More interestingly, the ECM community composition in LFF was correlated with soil Ca, Mg and Mn, and silt. In addition, many ECM species were detected in LFF but not HBG (e.g., Tomentella, Russula), which suggests that there are underlying physiological differences in ECM species that influence ECM community composition. Soil Mn levels are known to influence ECM fungi differentially [75]. Calcium and Mg are important plant macronutrients but have not been found to influence ECM community composition or favor certain ECM species in other studies [76]. The specific mechanism(s) driving this response is beyond the scope of this study. However, there are several possible processes that could generate this pattern: Soil Mn, Ca, and Mg availability is linked to soil pH, so that the response of ECM communities to these cations signals the effects of soil pH [77]. Plant morphology also varies with soil fertility meaning that major differences in root traits (root length, fine root density) could indirectly alter the ECM community [78]. Alternatively, the abiotic correlates of LFF and HBG ECM communities may simply reflect the idiosyncrasies in soil types that developed from two different parent materials.

We found consistent and strong spatial structuring of ECM populations in both study sites. Within each site, the highest spatial autocorrelation occurred at small scales (<5 m). This result lends support to dispersal limitation in our sites [79], and is in general agreement with the degree of spatial patterning found in temperate forests [21,30,66,80]. As a result, these ECM communities likely comprise individuals that are closely related or have similar environmental requirements. Against this backdrop, we found that ECM fungal taxa co-occurred less often than expected by chance (segregation) at ~80 and 400 m in HBG; a similar result was noted by Yamamoto et al. [81].

One possibility is that microhabitat differentiation inside HBG may have created a mosaic of environments that provided conditions for ECM fungi with varying environmental requirements [82]. Alternatively, there may be competition between ECM species [83] or between ECM and endophytic fungi for resources, such as host C [80]. These patterns may also be attributed to differences in ECM phenology or hyphal exploration networks.
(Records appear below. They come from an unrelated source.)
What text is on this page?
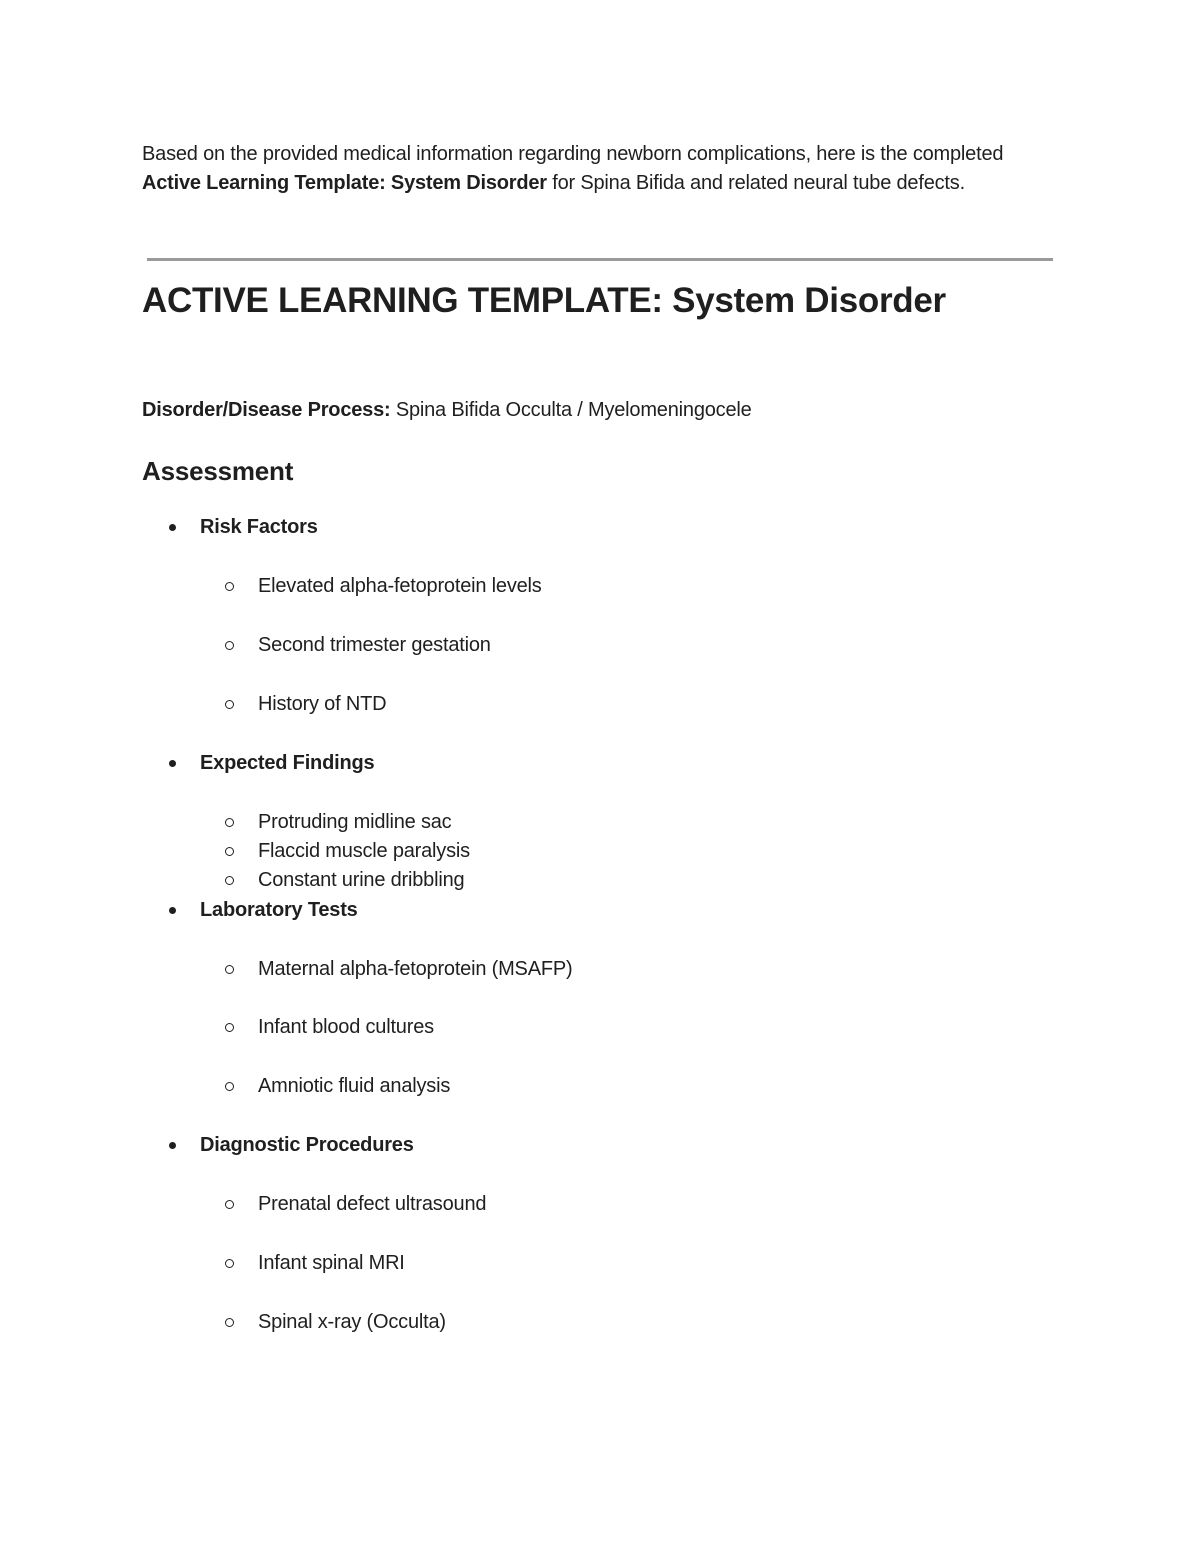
Based on the provided medical information regarding newborn complications, here is the completed Active Learning Template: System Disorder for Spina Bifida and related neural tube defects.
ACTIVE LEARNING TEMPLATE: System Disorder
Disorder/Disease Process: Spina Bifida Occulta / Myelomeningocele
Assessment
Risk Factors
Elevated alpha-fetoprotein levels
Second trimester gestation
History of NTD
Expected Findings
Protruding midline sac
Flaccid muscle paralysis
Constant urine dribbling
Laboratory Tests
Maternal alpha-fetoprotein (MSAFP)
Infant blood cultures
Amniotic fluid analysis
Diagnostic Procedures
Prenatal defect ultrasound
Infant spinal MRI
Spinal x-ray (Occulta)
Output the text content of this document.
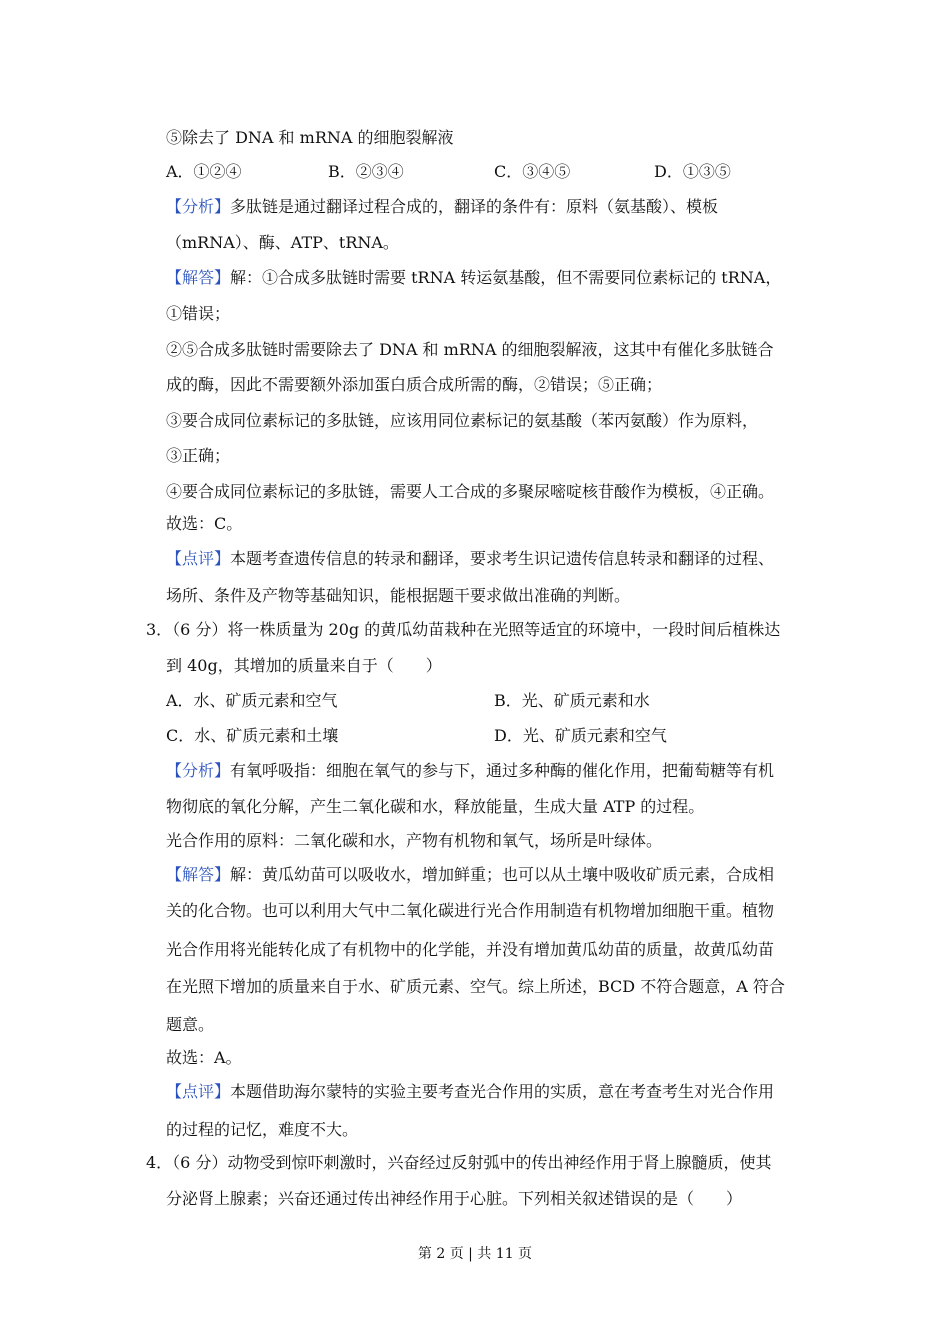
⑤除去了 DNA 和 mRNA 的细胞裂解液
A．①②④	B．②③④	C．③④⑤	D．①③⑤
【分析】多肽链是通过翻译过程合成的，翻译的条件有：原料（氨基酸）、模板
（mRNA）、酶、ATP、tRNA。
【解答】解：①合成多肽链时需要 tRNA 转运氨基酸，但不需要同位素标记的 tRNA，
①错误；
②⑤合成多肽链时需要除去了 DNA 和 mRNA 的细胞裂解液，这其中有催化多肽链合
成的酶，因此不需要额外添加蛋白质合成所需的酶，②错误；⑤正确；
③要合成同位素标记的多肽链，应该用同位素标记的氨基酸（苯丙氨酸）作为原料，
③正确；
④要合成同位素标记的多肽链，需要人工合成的多聚尿嘧啶核苷酸作为模板，④正确。
故选：C。
【点评】本题考查遗传信息的转录和翻译，要求考生识记遗传信息转录和翻译的过程、
场所、条件及产物等基础知识，能根据题干要求做出准确的判断。
3．（6 分）将一株质量为 20g 的黄瓜幼苗栽种在光照等适宜的环境中，一段时间后植株达
到 40g，其增加的质量来自于（　　）
A．水、矿质元素和空气	B．光、矿质元素和水
C．水、矿质元素和土壤	D．光、矿质元素和空气
【分析】有氧呼吸指：细胞在氧气的参与下，通过多种酶的催化作用，把葡萄糖等有机
物彻底的氧化分解，产生二氧化碳和水，释放能量，生成大量 ATP 的过程。
光合作用的原料：二氧化碳和水，产物有机物和氧气，场所是叶绿体。
【解答】解：黄瓜幼苗可以吸收水，增加鲜重；也可以从土壤中吸收矿质元素，合成相
关的化合物。也可以利用大气中二氧化碳进行光合作用制造有机物增加细胞干重。植物
光合作用将光能转化成了有机物中的化学能，并没有增加黄瓜幼苗的质量，故黄瓜幼苗
在光照下增加的质量来自于水、矿质元素、空气。综上所述，BCD 不符合题意，A 符合
题意。
故选：A。
【点评】本题借助海尔蒙特的实验主要考查光合作用的实质，意在考查考生对光合作用
的过程的记忆，难度不大。
4．（6 分）动物受到惊吓刺激时，兴奋经过反射弧中的传出神经作用于肾上腺髓质，使其
分泌肾上腺素；兴奋还通过传出神经作用于心脏。下列相关叙述错误的是（　　）
第 2 页 | 共 11 页
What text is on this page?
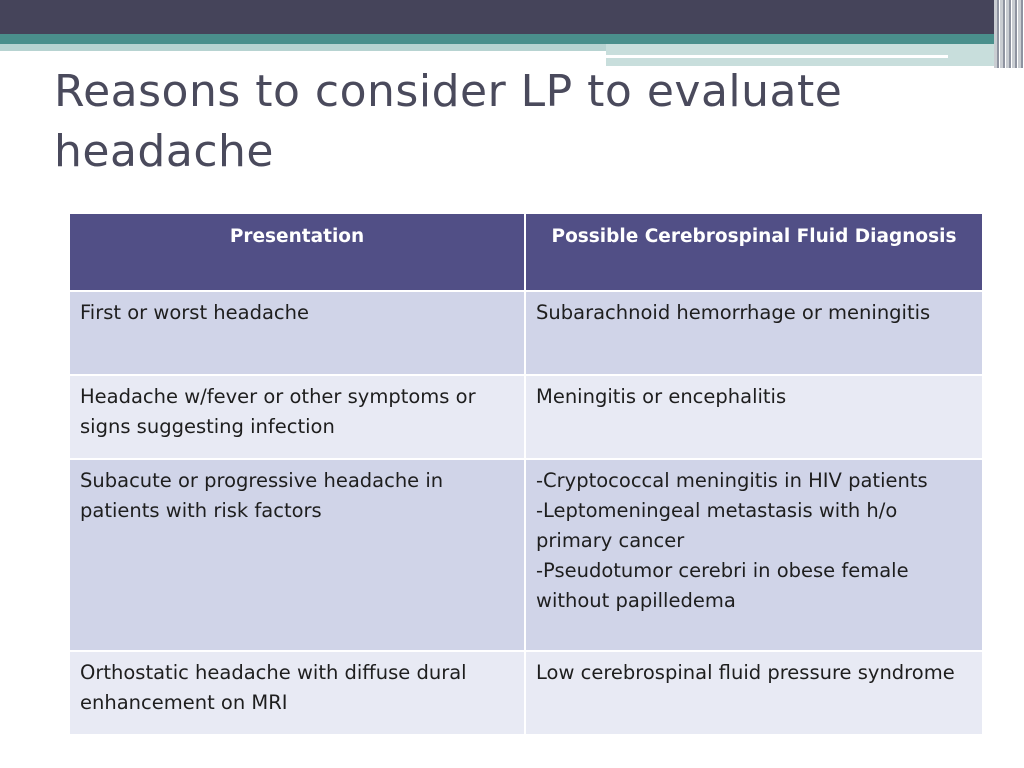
Reasons to consider LP to evaluate headache
Presentation	Possible Cerebrospinal Fluid Diagnosis
First or worst headache	Subarachnoid hemorrhage or meningitis

Headache w/fever or other symptoms or signs suggesting infection	Meningitis or encephalitis

Subacute or progressive headache in patients with risk factors	-Cryptococcal meningitis in HIV patients
-Leptomeningeal metastasis with h/o primary cancer
-Pseudotumor cerebri in obese female without papilledema

Orthostatic headache with diffuse dural enhancement on MRI	Low cerebrospinal fluid pressure syndrome
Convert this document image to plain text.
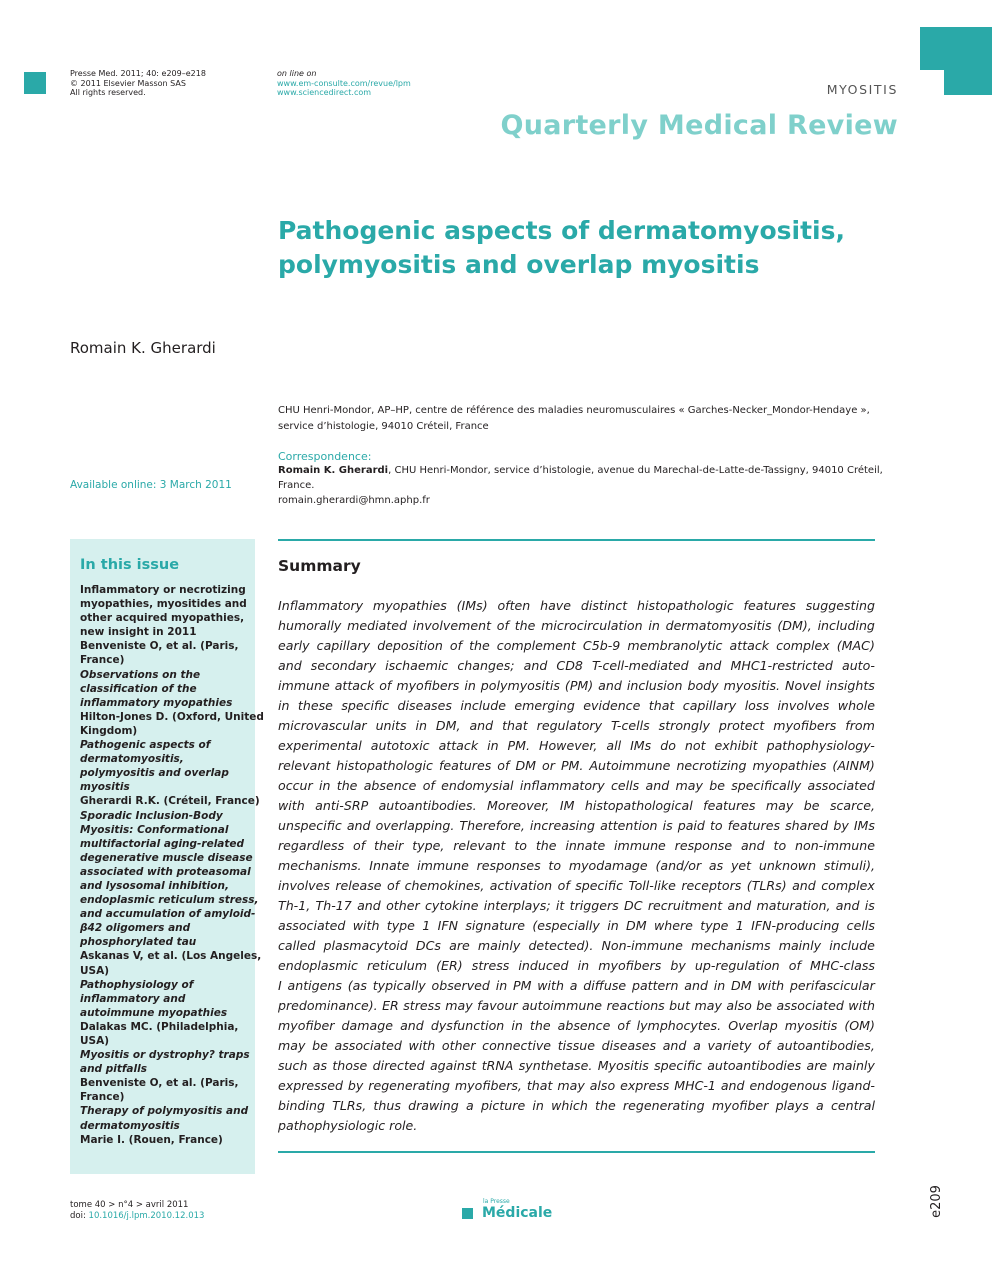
Presse Med. 2011; 40: e209–e218
© 2011 Elsevier Masson SAS
All rights reserved.
on line on
www.em-consulte.com/revue/lpm
www.sciencedirect.com	MYOSITIS
Quarterly Medical Review
Pathogenic aspects of dermatomyositis,
polymyositis and overlap myositis
Romain K. Gherardi
CHU Henri-Mondor, AP–HP, centre de référence des maladies neuromusculaires « Garches-Necker_Mondor-Hendaye »,
service d’histologie, 94010 Créteil, France
Correspondence:
Romain K. Gherardi, CHU Henri-Mondor, service d’histologie, avenue du Marechal-de-Latte-de-Tassigny, 94010 Créteil,
France.
romain.gherardi@hmn.aphp.fr
Available online: 3 March 2011
In this issue
Inflammatory or necrotizing
myopathies, myositides and
other acquired myopathies,
new insight in 2011
Benveniste O, et al. (Paris,
France)
Observations on the
classification of the
inflammatory myopathies
Hilton-Jones D. (Oxford, United
Kingdom)
Pathogenic aspects of
dermatomyositis,
polymyositis and overlap
myositis
Gherardi R.K. (Créteil, France)
Sporadic Inclusion-Body
Myositis: Conformational
multifactorial aging-related
degenerative muscle disease
associated with proteasomal
and lysosomal inhibition,
endoplasmic reticulum stress,
and accumulation of amyloid-
β42 oligomers and
phosphorylated tau
Askanas V, et al. (Los Angeles,
USA)
Pathophysiology of
inflammatory and
autoimmune myopathies
Dalakas MC. (Philadelphia,
USA)
Myositis or dystrophy? traps
and pitfalls
Benveniste O, et al. (Paris,
France)
Therapy of polymyositis and
dermatomyositis
Marie I. (Rouen, France)
Summary
Inflammatory myopathies (IMs) often have distinct histopathologic features suggesting
humorally mediated involvement of the microcirculation in dermatomyositis (DM), including
early capillary deposition of the complement C5b-9 membranolytic attack complex (MAC)
and secondary ischaemic changes; and CD8 T-cell-mediated and MHC1-restricted auto-
immune attack of myofibers in polymyositis (PM) and inclusion body myositis. Novel insights
in these specific diseases include emerging evidence that capillary loss involves whole
microvascular units in DM, and that regulatory T-cells strongly protect myofibers from
experimental autotoxic attack in PM. However, all IMs do not exhibit pathophysiology-
relevant histopathologic features of DM or PM. Autoimmune necrotizing myopathies (AINM)
occur in the absence of endomysial inflammatory cells and may be specifically associated
with anti-SRP autoantibodies. Moreover, IM histopathological features may be scarce,
unspecific and overlapping. Therefore, increasing attention is paid to features shared by IMs
regardless of their type, relevant to the innate immune response and to non-immune
mechanisms. Innate immune responses to myodamage (and/or as yet unknown stimuli),
involves release of chemokines, activation of specific Toll-like receptors (TLRs) and complex
Th-1, Th-17 and other cytokine interplays; it triggers DC recruitment and maturation, and is
associated with type 1 IFN signature (especially in DM where type 1 IFN-producing cells
called plasmacytoid DCs are mainly detected). Non-immune mechanisms mainly include
endoplasmic reticulum (ER) stress induced in myofibers by up-regulation of MHC-class
I antigens (as typically observed in PM with a diffuse pattern and in DM with perifascicular
predominance). ER stress may favour autoimmune reactions but may also be associated with
myofiber damage and dysfunction in the absence of lymphocytes. Overlap myositis (OM)
may be associated with other connective tissue diseases and a variety of autoantibodies,
such as those directed against tRNA synthetase. Myositis specific autoantibodies are mainly
expressed by regenerating myofibers, that may also express MHC-1 and endogenous ligand-
binding TLRs, thus drawing a picture in which the regenerating myofiber plays a central
pathophysiologic role.
tome 40 > n°4 > avril 2011
doi: 10.1016/j.lpm.2010.12.013
la Presse
Médicale	e209
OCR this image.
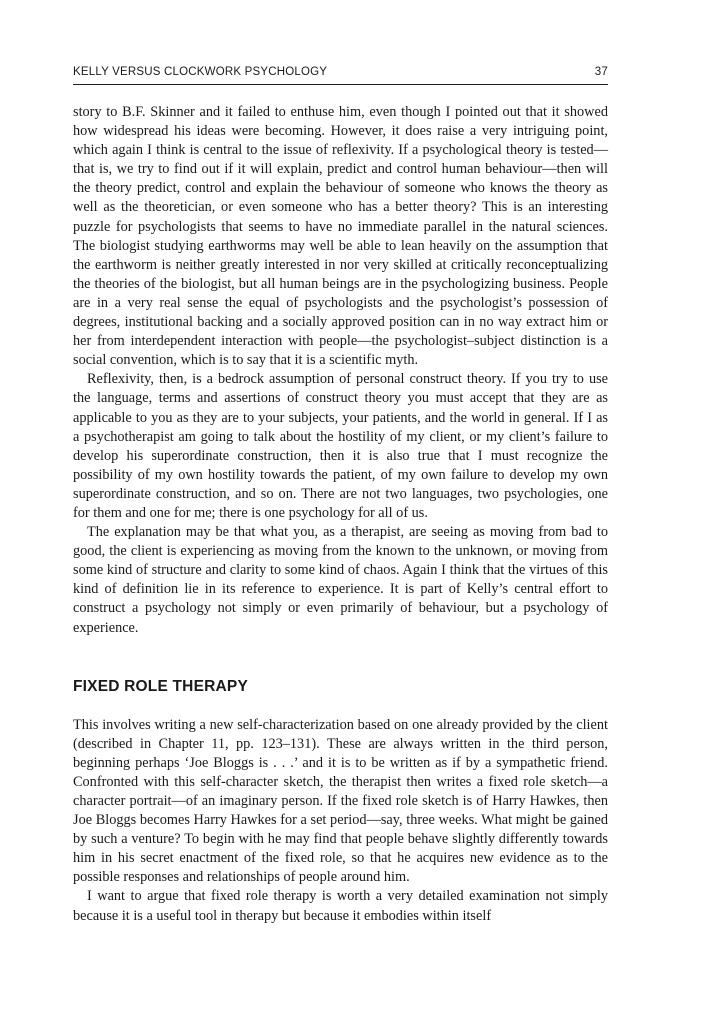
KELLY VERSUS CLOCKWORK PSYCHOLOGY	37

story to B.F. Skinner and it failed to enthuse him, even though I pointed out that it showed how widespread his ideas were becoming. However, it does raise a very intriguing point, which again I think is central to the issue of reflexivity. If a psychological theory is tested—that is, we try to find out if it will explain, predict and control human behaviour—then will the theory predict, control and explain the behaviour of someone who knows the theory as well as the theoretician, or even someone who has a better theory? This is an interesting puzzle for psychologists that seems to have no immediate parallel in the natural sciences. The biologist studying earthworms may well be able to lean heavily on the assumption that the earthworm is neither greatly interested in nor very skilled at critically reconceptualizing the theories of the biologist, but all human beings are in the psychologizing business. People are in a very real sense the equal of psychologists and the psychologist’s possession of degrees, institutional backing and a socially approved position can in no way extract him or her from interdependent interaction with people—the psychologist–subject distinction is a social convention, which is to say that it is a scientific myth.

Reflexivity, then, is a bedrock assumption of personal construct theory. If you try to use the language, terms and assertions of construct theory you must accept that they are as applicable to you as they are to your subjects, your patients, and the world in general. If I as a psychotherapist am going to talk about the hostility of my client, or my client’s failure to develop his superordinate construction, then it is also true that I must recognize the possibility of my own hostility towards the patient, of my own failure to develop my own superordinate construction, and so on. There are not two languages, two psychologies, one for them and one for me; there is one psychology for all of us.

The explanation may be that what you, as a therapist, are seeing as moving from bad to good, the client is experiencing as moving from the known to the unknown, or moving from some kind of structure and clarity to some kind of chaos. Again I think that the virtues of this kind of definition lie in its reference to experience. It is part of Kelly’s central effort to construct a psychology not simply or even primarily of behaviour, but a psychology of experience.

FIXED ROLE THERAPY

This involves writing a new self-characterization based on one already provided by the client (described in Chapter 11, pp. 123–131). These are always written in the third person, beginning perhaps ‘Joe Bloggs is . . .’ and it is to be written as if by a sympathetic friend. Confronted with this self-character sketch, the therapist then writes a fixed role sketch—a character portrait—of an imaginary person. If the fixed role sketch is of Harry Hawkes, then Joe Bloggs becomes Harry Hawkes for a set period—say, three weeks. What might be gained by such a venture? To begin with he may find that people behave slightly differently towards him in his secret enactment of the fixed role, so that he acquires new evidence as to the possible responses and relationships of people around him.

I want to argue that fixed role therapy is worth a very detailed examination not simply because it is a useful tool in therapy but because it embodies within itself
For example, ECM fungi with medium or long-distance exploratory hyphae (e.g., Tomentella, Tylospora) might compete over larger distances so that there is open space for colonization by second and subsequent ECM species with contact- or short-range hyphae (Russula). Distinguishing between these possibilities is beyond the scope of this study but merits further investigation.

5. Conclusions

Our data sets provide important insights for separating the impact of host phylogenetic relatedness from abiotic and spatial factors on ECM community composition. Our results revealed that phylogenetic relatedness between pine trees resulted in a similar ECM community composition in both sites, and slash and masson pine were not limited by the availability of compatible ECM fungal inoculum. Instead, both dispersal and soil factors were stronger drivers of differences in ECM community composition between sites, meaning that ECM fungal communities in exotic pines are variable and context-dependent. In managed forests, improved productivity is reliant on belowground resource availability, uptake, and use efficiency, all of which are driven by ECM. Given the importance of soil and spatial factors in our study, there is now a need to better understand and align soil conditions with ECM fungi across a range of spatial scales, and identify how differences in ECM community functioning might feed back to influence host tree growth and productivity.